I came across these images while organizing the complete slides of the late sculptor Michael Price for his wife, Susan Davis Price. Price was a figurative sculptor who was influenced by Marino Marini and Giacomo Manzu and whose work was often inspired by scripture. He worked in clay, and like every sculptor written about on this blog, he knew how to cast his original clay pieces into plaster and bronze, and he did it himself (in a foundry he built by hand), often with the help of the students he taught at Hamline University in Saint Paul, Minnesota, where he lived.

Shot in October and November of 1971 with beautiful Ektachrome slide film, these images show Price in nearly every stage of the 6,500-year-old process known as lost wax investment casting.

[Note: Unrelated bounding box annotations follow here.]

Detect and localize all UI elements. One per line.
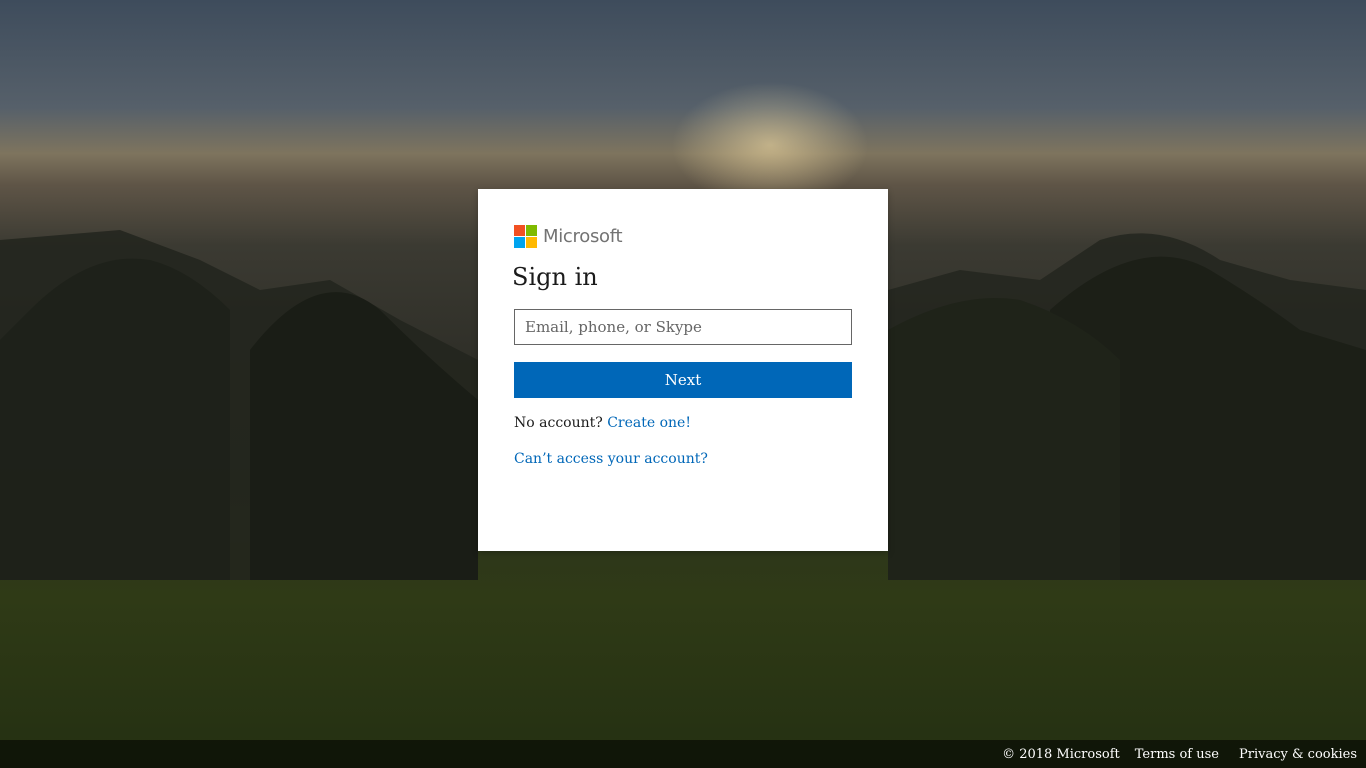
- create-account-link[interactable]: Create one!: [607, 415, 691, 431]
- logo-square-green: [526, 225, 537, 236]
- page-title: Sign in: [512, 263, 598, 291]
- microsoft-logo-icon: [514, 225, 537, 248]
- cant-access-account-link[interactable]: Can’t access your account?: [514, 451, 708, 467]
- terms-of-use-link[interactable]: Terms of use: [1135, 747, 1219, 762]
- no-account-label: No account?: [514, 415, 603, 431]
- privacy-cookies-link[interactable]: Privacy & cookies: [1239, 747, 1357, 762]
- logo-wordmark: Microsoft: [543, 226, 623, 247]
- email-field[interactable]: [514, 309, 852, 345]
- next-button[interactable]: Next: [514, 362, 852, 398]
- logo-square-red: [514, 225, 525, 236]
- logo-square-yellow: [526, 237, 537, 248]
- microsoft-logo: Microsoft: [514, 225, 623, 248]
- copyright-text: © 2018 Microsoft: [1002, 746, 1120, 762]
- sign-in-card: Microsoft Sign in Next No account? Creat…: [478, 189, 888, 551]
- footer: © 2018 Microsoft Terms of use Privacy & …: [0, 740, 1366, 768]
- logo-square-blue: [514, 237, 525, 248]
- cant-access-row: Can’t access your account?: [514, 451, 708, 467]
- no-account-row: No account? Create one!: [514, 415, 691, 431]
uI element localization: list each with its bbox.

Inevitably, they also show Mike's characteristic good humor and sweet personality.

Click on photos to enlarge.

Early in the process, Price melts the wax, applies it to the inside of a rubber mold, and inserts pins into the cast wax head.

Here, Price encases the wax in an investment mold, made of plaster, silica and sand, and wraps it tightly with chicken wire.

At this point, the investment mold is placed in a kiln for several days and heated ("burnt out"). This stage melts the wax and burns out the carbon, creating a void that will filled by the molten bronze.

The bronze, heated to 2,100 degrees Fahrenheit, is poured into the investment mold.

When the bronze has cooled and has been broken out of its investment mold, we see Price chasing, welding, and grinding to prepare the piece for its final state. 

Lastly, Price applies a chemically-induced color, called a patina, to the near-finished bronze.

See more images from this collection on our Flickr page

Learn more about lost wax investment casting here

Thanks to Susan Davis Price for the use of these images. 

1 comment:

  1. I once carried lots of Michael Price’s bronzes from a second floor uptown gallery on Madison Avenue into a rented van where we were transporting them to a show at Haverford College. It was me, Jeff Nagle, and Chris Cairns, but Jeff and I were doing all the carrying. Life-sized bronzes are heavy and despite their padded wrapping, sharp. The memorable thing about that day had to do with their sharpness.

    At some point, I decided that I should get my gloves that I’d left in my backpack in the van. I slipped out to the van, and as I opened my backpack on the front seat I felt the presence of someone behind me. I looked across the van and saw another figure staring through the driver’s window at me. I don’t remember if words were exchanged, but I had the sense that I should remove my hands from my backpack slowly, which I did extracting my gloves. There was a relaxing and the presence behind me backed off, but the one at the other side of the cab continued to watch me carefully. I saw that he was wearing an ear-piece with a coiled cord tucked into his collar. As I got out of the van I saw that there were four or five other big guys with ear-pieces on the street watching me carefully. I looked into the first floor antiquities gallery across from me and saw a large man with an eye-patch shaking hands. Moshe Dayan! In the blink of an eye a car materialized and he was out the door, and they all swept away.

    I think about this whenever I see the life-sized Michael Price figure that stands in front of a fire station in Allentown near Muhlenberg College.